Speaker
Description
The Notre Dame CMS XRootD storage element, originally designed to handle traditional CMSSW workloads, underwent heavy I/O wait saturation when dealing with new data analysis workloads based on columnar analysis frameworks. These new workloads, using tools such as Uproot (to load data into structures such as Awkward Arrays), have revolutionized the I/O profile. This presentation starts by showing how this initial bottleneck was addressed with the help of Linux kernel-level tuning and a major revamp of the XRootD scheduler configuration, by changing its behavior from the default asynchronous mode (designed for a balance of interactive and batch jobs) to a more dynamic threaded model, better optimized for this new high-throughput, high-concurrency workload type.
While these optimizations successfully addressed the I/O wait bottleneck and dramatically improved performance, they brought a new kind of bottleneck to the table as transfer requests increased again: high CPU saturation.

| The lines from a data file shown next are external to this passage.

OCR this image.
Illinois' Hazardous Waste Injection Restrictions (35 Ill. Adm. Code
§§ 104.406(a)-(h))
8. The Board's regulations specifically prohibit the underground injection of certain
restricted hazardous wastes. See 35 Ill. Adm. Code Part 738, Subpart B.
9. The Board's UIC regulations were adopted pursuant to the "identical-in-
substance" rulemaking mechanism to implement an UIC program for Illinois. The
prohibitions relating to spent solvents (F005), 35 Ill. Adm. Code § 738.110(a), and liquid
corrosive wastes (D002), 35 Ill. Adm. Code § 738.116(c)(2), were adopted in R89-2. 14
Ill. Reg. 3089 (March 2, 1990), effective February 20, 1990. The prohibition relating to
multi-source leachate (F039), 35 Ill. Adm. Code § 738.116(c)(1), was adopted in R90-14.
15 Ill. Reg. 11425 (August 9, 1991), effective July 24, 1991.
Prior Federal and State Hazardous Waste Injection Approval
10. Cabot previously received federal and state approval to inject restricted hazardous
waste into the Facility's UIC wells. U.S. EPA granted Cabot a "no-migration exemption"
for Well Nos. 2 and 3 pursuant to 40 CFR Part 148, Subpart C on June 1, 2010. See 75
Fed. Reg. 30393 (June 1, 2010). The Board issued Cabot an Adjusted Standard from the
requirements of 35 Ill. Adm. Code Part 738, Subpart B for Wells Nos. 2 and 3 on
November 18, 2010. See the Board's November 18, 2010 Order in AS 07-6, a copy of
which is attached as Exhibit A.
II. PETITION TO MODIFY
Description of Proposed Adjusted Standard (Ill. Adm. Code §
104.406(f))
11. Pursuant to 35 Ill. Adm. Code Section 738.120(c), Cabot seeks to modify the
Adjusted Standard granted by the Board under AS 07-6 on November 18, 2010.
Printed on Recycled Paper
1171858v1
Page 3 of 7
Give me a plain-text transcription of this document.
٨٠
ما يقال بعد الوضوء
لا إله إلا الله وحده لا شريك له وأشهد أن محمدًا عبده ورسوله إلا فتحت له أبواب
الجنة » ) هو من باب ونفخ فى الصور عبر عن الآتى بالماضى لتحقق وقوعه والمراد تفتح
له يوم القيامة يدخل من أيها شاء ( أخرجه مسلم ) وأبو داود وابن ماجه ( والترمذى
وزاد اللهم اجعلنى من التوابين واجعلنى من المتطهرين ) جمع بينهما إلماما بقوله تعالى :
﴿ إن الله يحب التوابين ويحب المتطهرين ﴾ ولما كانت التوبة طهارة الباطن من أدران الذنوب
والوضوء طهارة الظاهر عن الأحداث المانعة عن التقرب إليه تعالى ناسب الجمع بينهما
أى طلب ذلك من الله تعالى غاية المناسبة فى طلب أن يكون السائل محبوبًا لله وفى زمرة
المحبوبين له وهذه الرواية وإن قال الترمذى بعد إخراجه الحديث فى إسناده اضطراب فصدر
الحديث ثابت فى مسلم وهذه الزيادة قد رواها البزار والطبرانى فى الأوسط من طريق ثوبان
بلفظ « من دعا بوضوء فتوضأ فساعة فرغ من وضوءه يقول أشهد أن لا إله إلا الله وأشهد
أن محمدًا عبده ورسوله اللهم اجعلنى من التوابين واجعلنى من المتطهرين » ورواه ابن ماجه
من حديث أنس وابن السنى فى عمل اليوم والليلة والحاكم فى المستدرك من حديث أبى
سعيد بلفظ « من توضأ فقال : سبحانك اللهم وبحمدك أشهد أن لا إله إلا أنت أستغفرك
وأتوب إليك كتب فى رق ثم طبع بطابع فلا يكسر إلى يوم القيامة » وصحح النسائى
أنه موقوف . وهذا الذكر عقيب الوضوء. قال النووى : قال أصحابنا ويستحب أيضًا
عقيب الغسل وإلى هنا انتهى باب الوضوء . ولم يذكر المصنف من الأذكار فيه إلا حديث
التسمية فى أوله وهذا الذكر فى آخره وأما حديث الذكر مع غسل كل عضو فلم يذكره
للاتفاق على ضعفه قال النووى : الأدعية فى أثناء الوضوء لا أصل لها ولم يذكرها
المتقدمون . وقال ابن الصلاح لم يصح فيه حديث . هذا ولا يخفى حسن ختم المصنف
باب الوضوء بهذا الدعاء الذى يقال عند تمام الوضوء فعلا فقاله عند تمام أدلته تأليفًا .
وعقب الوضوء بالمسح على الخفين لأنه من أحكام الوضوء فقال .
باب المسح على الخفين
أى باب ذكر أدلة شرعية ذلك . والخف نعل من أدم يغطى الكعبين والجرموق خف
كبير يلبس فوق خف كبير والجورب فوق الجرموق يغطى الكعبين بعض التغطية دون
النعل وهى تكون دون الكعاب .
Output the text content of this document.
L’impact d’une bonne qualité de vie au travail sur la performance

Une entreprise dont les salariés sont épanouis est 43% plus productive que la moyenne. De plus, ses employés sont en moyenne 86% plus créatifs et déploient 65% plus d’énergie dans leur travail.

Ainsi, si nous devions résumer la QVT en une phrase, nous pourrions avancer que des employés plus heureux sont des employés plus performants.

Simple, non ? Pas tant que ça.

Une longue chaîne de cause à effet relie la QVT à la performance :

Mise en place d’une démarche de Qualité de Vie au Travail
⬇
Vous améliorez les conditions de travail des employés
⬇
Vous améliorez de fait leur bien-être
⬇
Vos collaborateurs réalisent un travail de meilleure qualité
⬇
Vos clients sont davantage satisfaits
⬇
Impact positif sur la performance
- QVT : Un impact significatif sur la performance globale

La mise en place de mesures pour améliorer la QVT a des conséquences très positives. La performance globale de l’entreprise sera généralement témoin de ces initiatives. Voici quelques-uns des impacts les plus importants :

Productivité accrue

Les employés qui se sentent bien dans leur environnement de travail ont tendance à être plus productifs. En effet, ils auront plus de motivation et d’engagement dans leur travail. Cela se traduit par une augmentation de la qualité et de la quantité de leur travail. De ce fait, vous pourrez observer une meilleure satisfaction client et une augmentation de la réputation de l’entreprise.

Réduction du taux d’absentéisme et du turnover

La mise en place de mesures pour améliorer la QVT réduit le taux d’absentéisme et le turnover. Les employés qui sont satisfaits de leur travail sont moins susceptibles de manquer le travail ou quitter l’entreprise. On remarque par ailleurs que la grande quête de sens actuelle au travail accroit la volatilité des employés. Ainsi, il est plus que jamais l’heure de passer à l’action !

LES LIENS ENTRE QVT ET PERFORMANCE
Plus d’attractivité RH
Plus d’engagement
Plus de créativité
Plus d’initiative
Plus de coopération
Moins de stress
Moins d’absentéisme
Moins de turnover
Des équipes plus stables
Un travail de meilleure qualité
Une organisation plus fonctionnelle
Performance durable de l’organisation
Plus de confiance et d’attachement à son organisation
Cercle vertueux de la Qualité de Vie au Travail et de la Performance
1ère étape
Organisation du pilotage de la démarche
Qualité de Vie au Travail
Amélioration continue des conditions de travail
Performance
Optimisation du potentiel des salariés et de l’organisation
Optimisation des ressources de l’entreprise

The second part of this work presents the analysis of XRootD logs showing the correlation of this CPU load with the specifics of the new columnar analysis based workloads (a shift from sequential ofs_read operations to one dominated by a significant number of vectorized read (readV) requests). The analysis in this work shows a direct link between the number of readVs per TCP connection and server CPU load, identifying this as the new performance-limiting factor. We will outline our multi-stage tuning approach, discuss the analysis of these intensive bottlenecks, and show our capacity planning model to help deal with these intensive columnar analysis workloads.